= 1979 Thomas Cup knockout stage =

Badminton tournament

The knockout stage for the 1979 Thomas Cup began on 24 May 1979 with the first-round knockout and ended on 2 June with the final tie.

==Qualified teams==
The teams that won their zonal tie qualified for the final knockout stage.

| Group | Winners |
|---|---|
| CH | Indonesia |
| AS | India |
| AM | Canada |
| AU | Japan |
| EU | Denmark |

==First round==
The inter-zone ties (team matches) were hosted by defending champion Indonesia at Jakarta in late May and early June. Contesting in an out-bracket tie for the right to play Indonesia in the semifinals, Japan decisively defeated Canada 8-1, U.S. born Pat Tryon scoring the lone point for the Canadians.

==Second round==
The first semifinal tie pitted Denmark against India in what might have been expected to have been a very close encounter. Typically talented, Danish squads had also, typically, struggled in the tropical heat and humidity. This time, however, Denmark came through in the uncongenial climate 7-2; the pivotal match probably being wily veteran Svend Pri's inspiring victory over the much younger Prakash Padukone (less than a year before Padukone's triumph at the All-England Championships).

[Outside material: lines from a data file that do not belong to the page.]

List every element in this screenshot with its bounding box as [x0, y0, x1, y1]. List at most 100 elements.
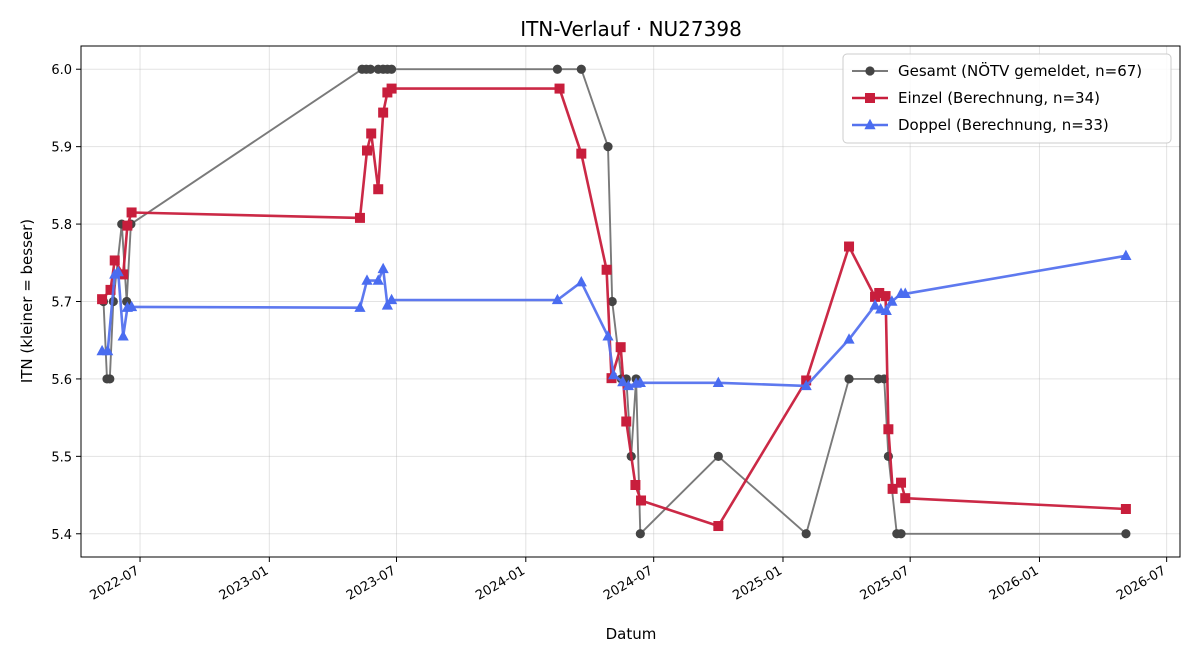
data-point	[551, 293, 564, 305]
legend-item: Doppel (Berechnung, n=33)	[852, 116, 1109, 134]
data-point	[105, 374, 115, 384]
data-point	[365, 64, 376, 74]
data-point	[607, 296, 617, 307]
y-tick-label: 5.5	[51, 450, 72, 465]
data-point	[109, 255, 120, 266]
y-tick-label: 5.7	[51, 296, 72, 311]
data-point	[630, 479, 641, 490]
data-point	[122, 220, 133, 231]
data-point	[125, 300, 138, 312]
series-triangle	[96, 249, 1132, 391]
data-point	[601, 264, 612, 275]
legend-label: Doppel (Berechnung, n=33)	[898, 116, 1109, 134]
data-point	[844, 241, 855, 252]
data-point	[1120, 249, 1132, 261]
data-point	[713, 451, 723, 461]
x-tick-label: 2024-01	[473, 563, 528, 603]
data-point	[576, 148, 587, 159]
data-point	[117, 330, 129, 341]
data-point	[634, 376, 646, 387]
x-tick-label: 2026-01	[987, 563, 1042, 603]
x-tick-label: 2024-07	[601, 563, 656, 603]
data-point	[801, 529, 811, 539]
legend-label: Einzel (Berechnung, n=34)	[898, 89, 1100, 107]
data-point	[896, 477, 907, 488]
data-point	[354, 301, 366, 312]
data-point	[874, 287, 885, 298]
data-point	[552, 64, 563, 74]
data-point	[378, 107, 389, 118]
data-point	[843, 333, 855, 344]
data-point	[603, 142, 613, 152]
y-tick-label: 5.6	[51, 373, 72, 388]
legend-label: Gesamt (NÖTV gemeldet, n=67)	[898, 61, 1142, 80]
data-point	[712, 376, 724, 387]
legend: Gesamt (NÖTV gemeldet, n=67) Einzel (Bere…	[842, 53, 1172, 144]
data-point	[554, 83, 565, 94]
data-point	[361, 274, 373, 285]
data-point	[126, 207, 137, 218]
x-tick-label: 2023-01	[217, 563, 272, 603]
data-point	[869, 299, 881, 310]
data-point	[883, 424, 894, 435]
data-point	[713, 521, 724, 532]
y-tick-label: 5.4	[51, 528, 72, 543]
data-point	[635, 529, 645, 539]
data-point	[377, 262, 389, 274]
data-point	[880, 291, 891, 302]
data-point	[880, 304, 892, 315]
data-point	[386, 64, 397, 74]
legend-swatch-marker	[865, 93, 875, 103]
data-point	[386, 83, 397, 94]
legend-item: Gesamt (NÖTV gemeldet, n=67)	[852, 61, 1142, 80]
data-point	[361, 145, 372, 156]
x-tick-label: 2022-07	[87, 563, 142, 603]
data-point	[118, 269, 129, 280]
grid-lines	[81, 46, 1180, 557]
x-axis-title: Datum	[606, 625, 657, 643]
data-point	[122, 296, 132, 307]
data-point	[372, 274, 384, 285]
series-layer	[96, 64, 1132, 539]
data-point	[385, 293, 398, 305]
y-axis-title: ITN (kleiner = besser)	[18, 219, 36, 383]
data-point	[886, 295, 898, 306]
data-point	[900, 493, 911, 504]
data-point	[615, 342, 626, 353]
data-point	[354, 212, 365, 223]
data-point	[617, 375, 629, 387]
series-line	[102, 68, 1126, 535]
y-tick-label: 5.9	[51, 141, 72, 156]
data-point	[621, 416, 632, 427]
data-point	[896, 529, 906, 539]
y-tick-label: 5.8	[51, 218, 72, 233]
legend-box	[842, 53, 1172, 144]
data-point	[373, 184, 384, 195]
data-point	[844, 374, 854, 384]
data-point	[1121, 529, 1131, 539]
y-tick-label: 6.0	[51, 63, 72, 78]
data-point	[105, 284, 116, 295]
data-point	[97, 294, 108, 305]
data-point	[366, 128, 377, 139]
chart-title: ITN-Verlauf · NU27398	[520, 17, 742, 41]
data-point	[381, 299, 393, 310]
data-point	[887, 483, 898, 494]
data-point	[602, 330, 614, 341]
data-point	[575, 275, 587, 287]
x-tick-label: 2023-07	[344, 563, 399, 603]
data-point	[636, 495, 647, 506]
data-point	[800, 379, 812, 391]
legend-item: Einzel (Berechnung, n=34)	[852, 89, 1100, 107]
legend-swatch-marker	[865, 66, 875, 76]
data-point	[112, 265, 124, 277]
data-point	[102, 344, 114, 356]
data-point	[1120, 503, 1131, 514]
x-tick-label: 2025-07	[858, 563, 913, 603]
data-point	[899, 287, 911, 298]
x-tick-label: 2025-01	[730, 563, 785, 603]
data-point	[608, 368, 620, 380]
data-point	[576, 64, 586, 74]
legend-swatch-marker	[864, 118, 876, 130]
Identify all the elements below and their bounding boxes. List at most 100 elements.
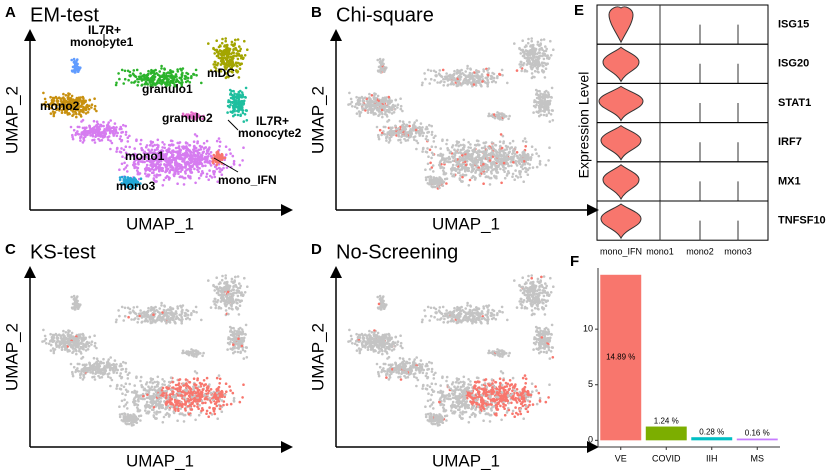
cell-dot [242, 56, 245, 60]
cell-dot [93, 104, 97, 108]
cell-dot [378, 57, 382, 61]
cell-dot [106, 123, 110, 126]
cell-dot [528, 166, 531, 170]
cell-dot [73, 62, 77, 66]
cell-dot [51, 96, 55, 100]
cell-dot [159, 159, 163, 163]
cell-dot [449, 150, 453, 154]
cell-dot [481, 75, 484, 78]
cell-dot [206, 148, 209, 151]
cell-dot [497, 156, 500, 160]
cell-dot [204, 401, 207, 405]
cell-dot [377, 65, 381, 69]
cell-dot [49, 103, 52, 106]
cell-dot [58, 109, 61, 112]
cell-dot [170, 168, 174, 171]
cell-dot [484, 154, 488, 158]
cell-dot [472, 83, 476, 86]
cell-dot [232, 48, 235, 51]
cell-dot [519, 52, 522, 55]
cell-dot [386, 135, 389, 138]
cell-dot [442, 77, 445, 81]
cell-dot [536, 66, 540, 69]
cell-dot [188, 395, 192, 399]
cell-dot [549, 113, 553, 116]
cell-dot [139, 379, 142, 383]
cell-dot [548, 146, 551, 149]
cell-dot [393, 107, 397, 111]
cell-dot [145, 411, 148, 415]
cell-dot [538, 114, 541, 118]
cell-dot [537, 71, 540, 74]
cell-dot [417, 130, 421, 134]
cell-dot [367, 108, 371, 111]
cell-dot [124, 166, 128, 169]
cell-dot [500, 68, 504, 72]
cell-dot [182, 183, 186, 186]
cell-dot [93, 334, 96, 338]
cell-dot [58, 344, 61, 347]
cell-dot [401, 120, 405, 123]
cell-dot [156, 380, 159, 384]
cell-dot [136, 77, 139, 81]
cell-dot [550, 109, 554, 112]
cell-dot [140, 397, 143, 400]
cell-dot [209, 411, 212, 415]
cell-dot [242, 383, 245, 387]
cell-dot [175, 387, 179, 391]
cell-dot [361, 103, 365, 106]
cell-dot [172, 410, 176, 414]
cell-dot [462, 162, 466, 166]
cell-dot [195, 394, 199, 398]
cell-dot [181, 405, 184, 409]
cell-dot [49, 95, 52, 99]
cell-dot [424, 77, 427, 81]
cell-dot [62, 329, 65, 333]
cell-dot [500, 181, 503, 185]
cell-dot [462, 148, 465, 151]
cell-dot [231, 391, 235, 395]
cell-dot [121, 392, 124, 396]
cell-dot [413, 135, 417, 138]
cell-dot [175, 75, 178, 78]
cell-dot [234, 104, 238, 108]
cell-dot [217, 374, 221, 377]
cell-dot [74, 341, 77, 344]
cell-dot [521, 139, 525, 143]
cell-dot [184, 378, 188, 381]
cell-dot [218, 157, 222, 161]
cell-dot [351, 105, 354, 108]
cell-dot [145, 400, 149, 404]
cell-dot [408, 135, 412, 139]
cell-dot [209, 154, 213, 158]
cell-dot [544, 93, 547, 96]
cell-dot [102, 361, 105, 365]
cell-dot [156, 138, 160, 142]
cell-dot [145, 163, 149, 167]
cell-dot [49, 106, 53, 110]
cell-dot [473, 80, 476, 83]
cell-dot [215, 163, 218, 167]
cell-dot [370, 108, 373, 111]
cell-dot [74, 100, 78, 104]
cell-dot [175, 168, 179, 172]
cell-dot [489, 74, 493, 78]
cell-dot [237, 76, 241, 79]
cell-dot [118, 77, 121, 81]
cell-dot [430, 145, 434, 148]
cell-dot [218, 407, 222, 411]
cell-dot [355, 106, 359, 110]
cell-dot [43, 102, 46, 106]
cell-dot [371, 100, 375, 104]
cell-dot [484, 141, 488, 144]
cell-dot [535, 101, 539, 104]
cell-dot [150, 71, 154, 74]
cell-dot [64, 94, 68, 97]
cell-dot [68, 334, 71, 338]
cell-dot [71, 351, 74, 355]
cell-dot [382, 107, 386, 110]
cell-dot [246, 48, 249, 51]
cell-dot [514, 159, 517, 163]
cell-dot [206, 161, 209, 164]
cell-dot [189, 408, 193, 411]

The second semifinal presented Japan with the daunting task of facing a powerhouse Indonesian squad in an Indonesian setting. Moreover, these Japanese players, especially in singles, were not as internationally accomplished as the highly competitive Japanese stars of a decade earlier. It came as quite a surprise, then, when Japan's number one singles player, Kinji Zeniya, began the series by racing off to a 14-9 lead on reigning All-England champion Liem Swie King. This, however, was as close to a victory as Japan came. King recovered to win the game 17-16 and nearly blanked Zeniya in the second game. Fighting hard throughout, the Japanese were successively worn down by better players who were also more accustomed to the tropical conditions. It was the first time that Japan had been on the losing side of a Thomas Cup shut-out. Thus for the fourth time, the third in a championship tie, Indonesia and Denmark squared-off in Thomas Cup competition.

==Challenge round==
Though Svend Pri was 34 and by this time only the third ranked singles player in Denmark, his record of winning clutch singles matches in tropical conditions had earned him a slot in the top two singles positions. Indonesia might have placed the iconic Rudy Hartono (two months shy of 30) in a similar position in its lineup and thus effected a sequel to their long rivalry. It was not to be, as Indonesia placed Hartono in the third singles position. Nevertheless, in "veteran" Iie Sumirat, only a year younger than Hartono and, like Pri, something of a showman, Pri drew a worthy adversary. Their opening contest, the most interesting of the tie, was won by Sumirat 15-10 in the third game. Except for a three-game win by Sumirat over rising star Morten Frost on the second night, every other match was routinely taken by Indonesia. Flemming Delfs, whose play in the tropics was almost invariably a full level below its European standard, lost tamely to Hartono, and only one doubles game in eight was close. Thus for the second straight time Indonesia shut-out its final opponent in Thomas Cup, thereby winning the Cup for the seventh time in eight attempts.